Um amigo de Bastinhos segreda-lhe ao ouvido no dia do casamento que “em certos casos era melhor valsar que nadar, e que a verdadeira chave do coração de Marcelina não era a gratidão, mas a coreografia”.

É com lúdica ironia que Machado por assim dizer desmonta o romantismo. A “gratidão”, entrevista equivocadamente pelo major, não é de fato “a chave” do coração de Marcelina nem poderia sê-lo numa jovem sensual e ardente. É com a dança, com o corpo, que as “almas” se entendem. Machado sutilmente também subverte a autoridade paterna, pondo o romântico major num lugar de apenas coadjuvante ou de um cenarista que deve conhecer o seu lugar. O que também abre o coração de Marcelina não é apenas a “coreografia” da valsa, mas o que essa coreografia tem de social (“o casamento era a verdadeira valsa social”, como descobre Bastinhos); como signo, a valsa traz a riqueza da técnica e do dom, promete uma vida social e um compromisso que não está na aparência dos salões, como se pode pensar à primeira vista. Machado, despojando-se dos lugares-comuns românticos (dos quais galhofa ao longo do texto), volta-se às epifanias do inconsciente, do “coração”: a “chave” de Marcelina não era tão sublime ou sublimada como a gratidão sonhada por um pai conservador, mas, de fato, carnal, capaz de “giros” que, por sua vez, entregam e desnudam as verdades mais íntimas…  Revelando-se exímio dançarino, Bastinhos, por sua vez, deixa de operar no modo “platônico” e “circunspecto” e se torna hábil, confiável, prático, capaz de melhor exteriorizar sua sensualidade e seus sentimentos. Bastinhos agora é “bastos”, capaz de “bastar-se”, de “encorpar-se”. E Marcelina parece cumprir a destinação que o seu nome discretamente sintetiza: é do mar e do céu, domina ambas as esferas…, pertence à conhecida galeria de mulheres fortes do escritor.

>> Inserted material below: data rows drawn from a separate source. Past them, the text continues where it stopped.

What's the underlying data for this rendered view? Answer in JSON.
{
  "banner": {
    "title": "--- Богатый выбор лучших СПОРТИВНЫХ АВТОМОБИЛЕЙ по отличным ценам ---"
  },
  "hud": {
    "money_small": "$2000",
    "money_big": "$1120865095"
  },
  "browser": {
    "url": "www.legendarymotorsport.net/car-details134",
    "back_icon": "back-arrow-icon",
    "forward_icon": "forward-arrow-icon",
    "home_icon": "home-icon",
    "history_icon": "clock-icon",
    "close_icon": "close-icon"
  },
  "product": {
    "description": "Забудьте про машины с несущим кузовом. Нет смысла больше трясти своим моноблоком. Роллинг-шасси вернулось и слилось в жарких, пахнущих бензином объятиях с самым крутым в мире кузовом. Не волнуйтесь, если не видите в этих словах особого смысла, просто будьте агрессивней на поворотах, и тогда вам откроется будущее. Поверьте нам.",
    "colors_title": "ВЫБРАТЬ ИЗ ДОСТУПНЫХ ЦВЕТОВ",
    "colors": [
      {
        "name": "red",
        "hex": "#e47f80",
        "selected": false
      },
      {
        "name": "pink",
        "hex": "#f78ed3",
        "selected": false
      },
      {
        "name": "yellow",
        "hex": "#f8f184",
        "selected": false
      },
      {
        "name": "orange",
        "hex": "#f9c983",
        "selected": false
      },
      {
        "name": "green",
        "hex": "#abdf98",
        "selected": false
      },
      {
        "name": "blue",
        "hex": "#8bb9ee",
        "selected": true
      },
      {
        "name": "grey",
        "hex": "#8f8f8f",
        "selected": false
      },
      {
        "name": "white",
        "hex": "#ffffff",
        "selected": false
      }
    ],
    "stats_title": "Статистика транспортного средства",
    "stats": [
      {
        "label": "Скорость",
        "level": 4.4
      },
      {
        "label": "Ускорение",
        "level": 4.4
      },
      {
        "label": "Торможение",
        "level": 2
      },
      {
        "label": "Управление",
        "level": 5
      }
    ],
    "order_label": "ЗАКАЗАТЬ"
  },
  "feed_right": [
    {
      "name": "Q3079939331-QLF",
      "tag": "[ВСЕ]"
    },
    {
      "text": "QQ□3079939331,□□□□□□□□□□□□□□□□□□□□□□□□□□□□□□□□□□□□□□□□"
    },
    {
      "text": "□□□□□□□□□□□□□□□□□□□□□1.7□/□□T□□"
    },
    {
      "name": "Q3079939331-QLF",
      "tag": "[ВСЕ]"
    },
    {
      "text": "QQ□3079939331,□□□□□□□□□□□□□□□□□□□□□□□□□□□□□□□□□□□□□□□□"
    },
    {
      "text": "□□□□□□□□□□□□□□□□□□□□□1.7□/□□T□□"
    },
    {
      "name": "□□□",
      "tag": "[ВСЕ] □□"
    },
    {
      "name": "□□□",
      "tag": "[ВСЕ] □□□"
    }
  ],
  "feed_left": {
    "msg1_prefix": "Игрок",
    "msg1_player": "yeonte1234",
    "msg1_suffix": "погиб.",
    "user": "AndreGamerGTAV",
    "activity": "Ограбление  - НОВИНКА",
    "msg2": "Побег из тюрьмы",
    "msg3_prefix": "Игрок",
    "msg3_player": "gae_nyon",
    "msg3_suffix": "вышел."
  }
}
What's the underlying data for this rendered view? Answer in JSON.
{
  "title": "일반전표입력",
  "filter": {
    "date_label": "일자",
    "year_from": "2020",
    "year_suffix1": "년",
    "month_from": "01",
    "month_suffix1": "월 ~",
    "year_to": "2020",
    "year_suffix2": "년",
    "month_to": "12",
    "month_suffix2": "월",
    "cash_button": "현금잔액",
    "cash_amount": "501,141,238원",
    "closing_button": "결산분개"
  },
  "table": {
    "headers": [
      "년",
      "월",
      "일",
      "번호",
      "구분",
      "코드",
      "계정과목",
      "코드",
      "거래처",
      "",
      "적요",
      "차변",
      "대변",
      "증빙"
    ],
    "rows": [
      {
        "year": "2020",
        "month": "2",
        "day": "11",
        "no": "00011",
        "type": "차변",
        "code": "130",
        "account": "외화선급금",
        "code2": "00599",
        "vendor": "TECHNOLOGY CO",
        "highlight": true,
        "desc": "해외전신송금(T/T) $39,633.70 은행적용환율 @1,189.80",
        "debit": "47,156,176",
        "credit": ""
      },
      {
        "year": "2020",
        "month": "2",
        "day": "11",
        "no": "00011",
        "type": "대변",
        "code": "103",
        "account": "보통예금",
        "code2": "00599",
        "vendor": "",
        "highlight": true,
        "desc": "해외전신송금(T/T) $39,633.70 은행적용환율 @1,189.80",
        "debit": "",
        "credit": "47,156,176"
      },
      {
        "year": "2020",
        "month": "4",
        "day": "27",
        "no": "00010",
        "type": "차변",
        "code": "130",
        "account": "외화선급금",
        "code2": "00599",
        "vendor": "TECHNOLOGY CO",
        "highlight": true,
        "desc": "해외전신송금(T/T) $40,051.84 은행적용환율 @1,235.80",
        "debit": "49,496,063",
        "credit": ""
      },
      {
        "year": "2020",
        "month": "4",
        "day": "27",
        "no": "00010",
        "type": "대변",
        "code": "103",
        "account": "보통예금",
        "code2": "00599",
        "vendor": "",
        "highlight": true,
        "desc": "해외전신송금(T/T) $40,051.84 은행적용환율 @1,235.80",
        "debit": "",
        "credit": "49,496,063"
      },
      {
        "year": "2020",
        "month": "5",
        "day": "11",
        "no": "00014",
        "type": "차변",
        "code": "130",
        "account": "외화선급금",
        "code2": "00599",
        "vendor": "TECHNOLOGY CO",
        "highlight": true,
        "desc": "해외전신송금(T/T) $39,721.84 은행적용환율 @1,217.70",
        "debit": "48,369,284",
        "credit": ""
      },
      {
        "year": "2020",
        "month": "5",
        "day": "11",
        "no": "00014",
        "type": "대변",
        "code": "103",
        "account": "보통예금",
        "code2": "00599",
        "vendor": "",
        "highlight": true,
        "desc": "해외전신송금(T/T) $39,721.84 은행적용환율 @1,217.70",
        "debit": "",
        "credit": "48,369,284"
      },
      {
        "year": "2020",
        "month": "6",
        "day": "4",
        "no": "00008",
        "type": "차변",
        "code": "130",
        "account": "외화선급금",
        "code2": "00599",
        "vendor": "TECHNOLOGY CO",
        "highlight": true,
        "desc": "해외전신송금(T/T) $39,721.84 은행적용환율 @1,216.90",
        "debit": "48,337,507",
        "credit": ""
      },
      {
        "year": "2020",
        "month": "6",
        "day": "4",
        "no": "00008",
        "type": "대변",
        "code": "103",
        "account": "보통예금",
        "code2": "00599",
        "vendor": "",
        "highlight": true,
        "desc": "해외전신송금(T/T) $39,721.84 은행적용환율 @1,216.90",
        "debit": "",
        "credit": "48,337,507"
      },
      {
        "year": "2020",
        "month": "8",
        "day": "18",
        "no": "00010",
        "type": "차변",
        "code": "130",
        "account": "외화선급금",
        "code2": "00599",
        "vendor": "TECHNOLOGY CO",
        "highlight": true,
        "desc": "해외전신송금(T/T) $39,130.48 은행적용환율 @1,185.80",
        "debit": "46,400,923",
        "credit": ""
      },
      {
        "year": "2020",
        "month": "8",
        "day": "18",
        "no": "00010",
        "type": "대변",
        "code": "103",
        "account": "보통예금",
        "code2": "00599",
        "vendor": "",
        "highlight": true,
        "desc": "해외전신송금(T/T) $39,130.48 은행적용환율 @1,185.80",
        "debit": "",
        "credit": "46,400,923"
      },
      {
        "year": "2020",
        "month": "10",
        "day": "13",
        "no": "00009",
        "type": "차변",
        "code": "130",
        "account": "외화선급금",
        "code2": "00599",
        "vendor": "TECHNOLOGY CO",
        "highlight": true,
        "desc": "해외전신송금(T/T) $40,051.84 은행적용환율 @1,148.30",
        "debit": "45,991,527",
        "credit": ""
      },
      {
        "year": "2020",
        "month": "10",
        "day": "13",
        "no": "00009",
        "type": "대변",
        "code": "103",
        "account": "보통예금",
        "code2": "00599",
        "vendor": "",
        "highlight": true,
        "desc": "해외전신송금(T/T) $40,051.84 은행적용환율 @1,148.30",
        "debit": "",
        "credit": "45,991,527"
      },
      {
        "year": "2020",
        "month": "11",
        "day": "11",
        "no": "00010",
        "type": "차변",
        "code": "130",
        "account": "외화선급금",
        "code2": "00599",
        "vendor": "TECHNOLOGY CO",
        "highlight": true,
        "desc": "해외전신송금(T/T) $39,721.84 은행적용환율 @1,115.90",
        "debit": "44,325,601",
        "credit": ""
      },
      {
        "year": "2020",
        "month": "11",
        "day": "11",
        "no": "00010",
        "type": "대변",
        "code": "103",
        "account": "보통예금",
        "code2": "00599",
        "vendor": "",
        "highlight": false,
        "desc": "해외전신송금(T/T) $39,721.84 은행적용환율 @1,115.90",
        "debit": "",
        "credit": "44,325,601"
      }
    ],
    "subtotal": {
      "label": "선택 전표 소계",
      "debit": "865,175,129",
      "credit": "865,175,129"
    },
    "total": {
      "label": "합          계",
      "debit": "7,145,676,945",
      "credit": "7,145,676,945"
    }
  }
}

Com “A chave”, Machado mostra como a sua ironia começa a se tornar um recurso poderoso e faz com que ela dê tantas voltas quanto ele queira. Mas, sóbrio, o escritor pratica o equilíbrio. Deste resulta uma economia textual eficaz, rica, como sempre, de surpresas e sutilizas. Com certeza, “A chave” não era um conto para ficar no limbo. Que razões Machado terá tido para deixá-lo à margem? Que senões com essa obra-prima?  É curioso. Mas o que não é curioso vindo do bruxo do Cosme Velho?